From Brett P.

I regularly enjoy having a happy hour cocktail after work with friends. Several evenings a week I am at a bar in Nashville called Canvas and hang out on the patio that is pretty much on the sidewalk out front. It is very close to the heart of Downtown and there is a lot of foot traffic, so it is no surprise we see a all different kinds of people.

Often, someone will come up and offer to sell us a paper, ask for money, bum a cigarette, and even at times ask us to buy them a beverage. For some of those requests we can't say yes because we aren't allowed to serve a drink or don't have any cash on us, so we usually wind up having to politely decline to help. Not because we don't want to help, it's just that we don't have what is needed at the time. 

Enter Lace Up With Love (LUWL). We're equipped now. Next door to Canvas is OutCentral, Nashville's LGBT+ Center. OutCentral has partnered with LUWL and keeps some of the bags that are created on-hand. Now, we have something to give and the interaction between those in need and those on the patio has become something far more constructive and even more equalizing. It's beautiful.

I can think of three different times that had a significant impact on me, the people around me, and of course the people given bags. 

There is a man, whose name I don't know, that is a frequenter of the area and his demeanor is often harsh and I have admittedly struggled to find compassion for him because of this. On a chilly night, he came to the patio and started his slurred speech and aggressive comments to me and others, and after a few minutes walked a short way in front of the building and just stood there. So I went next door, got a backpack, another generous person on the patio threw in a couple of bucks to add to the bag as well, and he took it. He stayed a while longer standing at a corner of the patio under the heater that is out this time of year- And he went totally silent. He just sat there, his entire demeanor had changed and slowly, he was smiling before he walked away. I can't help but wonder how long it had been since someone had done something nice for him. I hope this might be the ever so slight push into a more positive direction for him and when I see him next, that smile will remain.

Again, sitting on my perch on the patio, a couple of men came up, one in a wheelchair. I don't recall much of a conversation, but I did grab a couple of bags to hand out. I went to the center and came out with the two bags and handed them to them. My gosh, I have never seen two people become so excited. I thought the guy in the wheelchair was going to miraculously jump out of the chair. They both grabbed the bags and held them close and the one in the wheelchair looked up at his friend and in a tone much like a kid at Christmas or on their birthday, he said, "Look! We have bags!" The standing man shook my hand and told me that God blesses me. They left shortly after.

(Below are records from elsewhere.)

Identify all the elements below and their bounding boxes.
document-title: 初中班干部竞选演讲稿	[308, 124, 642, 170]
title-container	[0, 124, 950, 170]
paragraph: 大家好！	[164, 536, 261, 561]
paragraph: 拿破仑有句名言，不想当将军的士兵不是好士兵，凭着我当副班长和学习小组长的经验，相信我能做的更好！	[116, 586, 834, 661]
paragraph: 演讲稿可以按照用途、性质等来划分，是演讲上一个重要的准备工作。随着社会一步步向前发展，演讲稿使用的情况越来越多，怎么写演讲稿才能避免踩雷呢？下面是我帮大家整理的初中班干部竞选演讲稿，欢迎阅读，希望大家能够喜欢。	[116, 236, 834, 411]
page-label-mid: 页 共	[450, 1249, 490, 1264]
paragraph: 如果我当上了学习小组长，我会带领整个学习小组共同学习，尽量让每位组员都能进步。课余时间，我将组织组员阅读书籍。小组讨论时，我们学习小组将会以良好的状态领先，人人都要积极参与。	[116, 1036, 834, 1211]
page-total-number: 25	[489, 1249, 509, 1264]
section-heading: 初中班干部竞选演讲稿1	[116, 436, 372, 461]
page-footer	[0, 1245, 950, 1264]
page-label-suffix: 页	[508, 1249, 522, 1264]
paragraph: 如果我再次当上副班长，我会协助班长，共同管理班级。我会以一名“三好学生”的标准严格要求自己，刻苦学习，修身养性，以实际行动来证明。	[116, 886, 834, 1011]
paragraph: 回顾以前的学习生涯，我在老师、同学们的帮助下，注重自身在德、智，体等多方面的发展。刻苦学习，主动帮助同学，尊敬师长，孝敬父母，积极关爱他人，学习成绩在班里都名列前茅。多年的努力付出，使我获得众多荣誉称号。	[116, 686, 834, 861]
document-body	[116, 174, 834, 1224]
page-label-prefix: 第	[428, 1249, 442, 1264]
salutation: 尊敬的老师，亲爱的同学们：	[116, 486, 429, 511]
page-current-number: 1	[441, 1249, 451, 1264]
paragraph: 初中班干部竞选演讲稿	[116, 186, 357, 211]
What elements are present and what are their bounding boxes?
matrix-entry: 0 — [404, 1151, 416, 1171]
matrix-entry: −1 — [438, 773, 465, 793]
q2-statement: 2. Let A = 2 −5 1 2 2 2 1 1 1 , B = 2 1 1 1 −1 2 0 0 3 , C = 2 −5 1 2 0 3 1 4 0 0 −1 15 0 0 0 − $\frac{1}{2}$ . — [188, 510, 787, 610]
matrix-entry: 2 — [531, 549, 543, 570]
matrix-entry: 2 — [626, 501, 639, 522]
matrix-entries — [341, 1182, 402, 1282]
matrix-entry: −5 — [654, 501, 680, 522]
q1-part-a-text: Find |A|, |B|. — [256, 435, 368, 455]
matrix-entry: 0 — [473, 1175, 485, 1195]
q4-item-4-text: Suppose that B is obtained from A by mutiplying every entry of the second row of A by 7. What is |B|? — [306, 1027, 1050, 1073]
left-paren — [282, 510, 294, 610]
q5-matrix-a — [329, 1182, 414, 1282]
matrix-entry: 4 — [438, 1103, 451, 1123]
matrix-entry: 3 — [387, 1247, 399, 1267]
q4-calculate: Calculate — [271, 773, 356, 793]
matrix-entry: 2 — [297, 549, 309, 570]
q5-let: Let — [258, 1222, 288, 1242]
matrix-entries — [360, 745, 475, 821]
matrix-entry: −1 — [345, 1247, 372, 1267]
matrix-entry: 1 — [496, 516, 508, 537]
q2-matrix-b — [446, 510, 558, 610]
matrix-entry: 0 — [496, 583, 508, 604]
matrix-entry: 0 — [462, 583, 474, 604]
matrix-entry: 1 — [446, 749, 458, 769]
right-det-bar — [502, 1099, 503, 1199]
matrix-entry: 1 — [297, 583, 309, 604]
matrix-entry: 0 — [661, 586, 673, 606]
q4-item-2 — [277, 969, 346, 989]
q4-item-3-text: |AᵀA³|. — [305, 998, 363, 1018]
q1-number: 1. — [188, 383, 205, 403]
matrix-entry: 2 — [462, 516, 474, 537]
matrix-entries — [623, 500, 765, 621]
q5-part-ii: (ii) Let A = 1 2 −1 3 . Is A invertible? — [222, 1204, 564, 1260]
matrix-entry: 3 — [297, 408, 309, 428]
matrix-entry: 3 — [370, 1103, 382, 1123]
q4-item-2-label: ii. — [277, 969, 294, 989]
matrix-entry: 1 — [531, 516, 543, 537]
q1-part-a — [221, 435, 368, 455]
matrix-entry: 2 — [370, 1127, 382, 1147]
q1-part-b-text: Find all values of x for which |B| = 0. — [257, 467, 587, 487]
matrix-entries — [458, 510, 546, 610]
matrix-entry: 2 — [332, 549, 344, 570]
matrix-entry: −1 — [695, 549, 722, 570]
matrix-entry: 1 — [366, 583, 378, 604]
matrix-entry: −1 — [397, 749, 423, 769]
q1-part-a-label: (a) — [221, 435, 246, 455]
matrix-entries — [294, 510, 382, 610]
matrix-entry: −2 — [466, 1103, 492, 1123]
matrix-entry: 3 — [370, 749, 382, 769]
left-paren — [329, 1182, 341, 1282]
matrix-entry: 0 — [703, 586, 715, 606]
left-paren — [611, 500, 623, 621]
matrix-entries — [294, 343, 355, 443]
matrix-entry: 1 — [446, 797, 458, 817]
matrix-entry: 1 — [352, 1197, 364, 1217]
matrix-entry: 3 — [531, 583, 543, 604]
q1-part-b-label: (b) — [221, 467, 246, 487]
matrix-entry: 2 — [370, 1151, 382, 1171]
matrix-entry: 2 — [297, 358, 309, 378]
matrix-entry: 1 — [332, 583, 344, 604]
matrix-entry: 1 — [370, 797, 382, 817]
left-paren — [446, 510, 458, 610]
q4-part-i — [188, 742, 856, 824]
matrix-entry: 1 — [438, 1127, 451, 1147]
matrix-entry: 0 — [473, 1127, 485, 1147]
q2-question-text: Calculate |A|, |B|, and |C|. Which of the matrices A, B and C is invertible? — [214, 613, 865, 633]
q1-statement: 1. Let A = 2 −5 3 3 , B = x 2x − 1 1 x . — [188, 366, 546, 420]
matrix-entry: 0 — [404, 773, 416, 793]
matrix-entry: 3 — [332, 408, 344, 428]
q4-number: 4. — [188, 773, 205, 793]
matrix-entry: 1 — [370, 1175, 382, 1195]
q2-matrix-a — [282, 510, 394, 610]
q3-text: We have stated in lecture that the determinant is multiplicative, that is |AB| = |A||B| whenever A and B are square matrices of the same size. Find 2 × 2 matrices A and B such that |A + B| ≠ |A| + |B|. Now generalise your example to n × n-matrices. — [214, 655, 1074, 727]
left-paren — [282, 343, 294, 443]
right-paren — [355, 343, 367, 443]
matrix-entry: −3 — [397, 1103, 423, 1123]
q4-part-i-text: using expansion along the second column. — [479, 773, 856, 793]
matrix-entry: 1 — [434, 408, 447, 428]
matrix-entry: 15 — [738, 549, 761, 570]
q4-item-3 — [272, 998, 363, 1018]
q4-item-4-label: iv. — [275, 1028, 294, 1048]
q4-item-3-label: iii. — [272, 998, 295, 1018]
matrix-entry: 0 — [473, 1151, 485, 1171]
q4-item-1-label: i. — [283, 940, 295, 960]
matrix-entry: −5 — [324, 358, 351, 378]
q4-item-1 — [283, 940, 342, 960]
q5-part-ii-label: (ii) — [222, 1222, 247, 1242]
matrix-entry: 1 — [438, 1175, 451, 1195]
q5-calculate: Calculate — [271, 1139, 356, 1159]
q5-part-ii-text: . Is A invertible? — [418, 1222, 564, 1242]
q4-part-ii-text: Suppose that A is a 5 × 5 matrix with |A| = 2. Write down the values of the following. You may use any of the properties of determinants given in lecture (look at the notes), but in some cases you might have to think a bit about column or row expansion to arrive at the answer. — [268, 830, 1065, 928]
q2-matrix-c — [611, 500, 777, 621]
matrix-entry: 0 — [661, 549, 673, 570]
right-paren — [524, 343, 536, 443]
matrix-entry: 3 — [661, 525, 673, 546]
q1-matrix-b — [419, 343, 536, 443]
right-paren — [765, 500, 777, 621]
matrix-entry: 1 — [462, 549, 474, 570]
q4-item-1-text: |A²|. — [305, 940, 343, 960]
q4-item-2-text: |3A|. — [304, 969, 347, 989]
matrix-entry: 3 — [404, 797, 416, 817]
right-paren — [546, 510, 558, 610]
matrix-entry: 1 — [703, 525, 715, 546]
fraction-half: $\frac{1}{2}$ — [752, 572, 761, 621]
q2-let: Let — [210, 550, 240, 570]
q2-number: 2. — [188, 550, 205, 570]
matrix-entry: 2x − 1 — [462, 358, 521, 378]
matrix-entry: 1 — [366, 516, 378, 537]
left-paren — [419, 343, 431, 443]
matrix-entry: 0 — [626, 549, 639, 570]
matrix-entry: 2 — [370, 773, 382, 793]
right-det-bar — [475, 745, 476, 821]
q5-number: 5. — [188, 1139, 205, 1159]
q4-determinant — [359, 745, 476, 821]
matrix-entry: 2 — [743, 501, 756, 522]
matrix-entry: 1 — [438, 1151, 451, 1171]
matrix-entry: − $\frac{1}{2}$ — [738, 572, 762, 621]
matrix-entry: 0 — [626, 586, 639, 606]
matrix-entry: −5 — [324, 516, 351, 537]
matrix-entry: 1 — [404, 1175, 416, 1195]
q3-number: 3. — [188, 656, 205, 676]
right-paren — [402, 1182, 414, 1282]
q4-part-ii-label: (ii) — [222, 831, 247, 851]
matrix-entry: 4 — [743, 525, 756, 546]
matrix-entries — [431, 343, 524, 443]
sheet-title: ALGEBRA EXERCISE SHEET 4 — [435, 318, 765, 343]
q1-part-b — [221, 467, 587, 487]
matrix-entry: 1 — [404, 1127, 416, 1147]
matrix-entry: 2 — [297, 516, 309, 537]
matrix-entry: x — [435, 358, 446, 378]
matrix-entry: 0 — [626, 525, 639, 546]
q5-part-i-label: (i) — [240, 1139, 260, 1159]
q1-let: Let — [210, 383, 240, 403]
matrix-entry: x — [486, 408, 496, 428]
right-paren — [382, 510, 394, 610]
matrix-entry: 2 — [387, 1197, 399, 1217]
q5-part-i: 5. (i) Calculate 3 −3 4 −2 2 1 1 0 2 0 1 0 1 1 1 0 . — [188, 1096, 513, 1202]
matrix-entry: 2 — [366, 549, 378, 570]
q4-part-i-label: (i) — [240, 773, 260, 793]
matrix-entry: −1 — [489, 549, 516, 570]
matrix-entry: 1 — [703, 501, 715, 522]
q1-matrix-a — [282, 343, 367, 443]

The third occasion was actually last night. He is a seller of The Contributor (Nashville's Street Newspaper) and came up to try to sell some papers. We talked for a few minutes. He has a very charming personality - name is Richard. We talked, and he sold a couple of papers and I saw that he already had a bag, so I thought to myself, what should I do? He has a bag. So, I just asked him, "What's in your bag?" then he handed it to me as if I were someone that wanted to search it and find something. I was afraid that I offended him or anything. Of course I didn't want to search it or anything like that, just wanted to know what he might need. He opened it and there was very little in it. So, I told him to hang on a minute and went to the center to grab a bag. I told him to take it, grab what he needed out of it, and keep it on him but to promise me that he will give the bag and the rest of its contents to someone else. He was thrilled. He really needed some of the toiletries that were in the bag. The conversation then got serious - he was completely surprised that we took the time to talk to him and help him. He is a black man and asked us why, specifically, white people often ignore him, look the other way, shoo him off, or scoff. I was paralyzed by the poignancy of the question and my friend and I could only say we didn't know but that there are people who care about him out there and we loved that he kept his spirits high and his smile bright.

Something else that is beautiful about where I have given out most of the bags thus far is that other people are seeing the impact right there in the moment and that is serving as motivation to donate. Already some of my friends are getting on board and are starting to contribute. It's catching on and it's amazing.

I can't wait to see who I will meet next. To date, I have probably given out about 15 bags and on Election Night, helped stuff that many, or more. To anyone that reads this I can tell you that few things in life have helped me understand my humility and my humanity than beginning this new, and what I hope will be a very long relationship with LUWL, and by extension, the under-served and incredible people living beneath the surface of our city.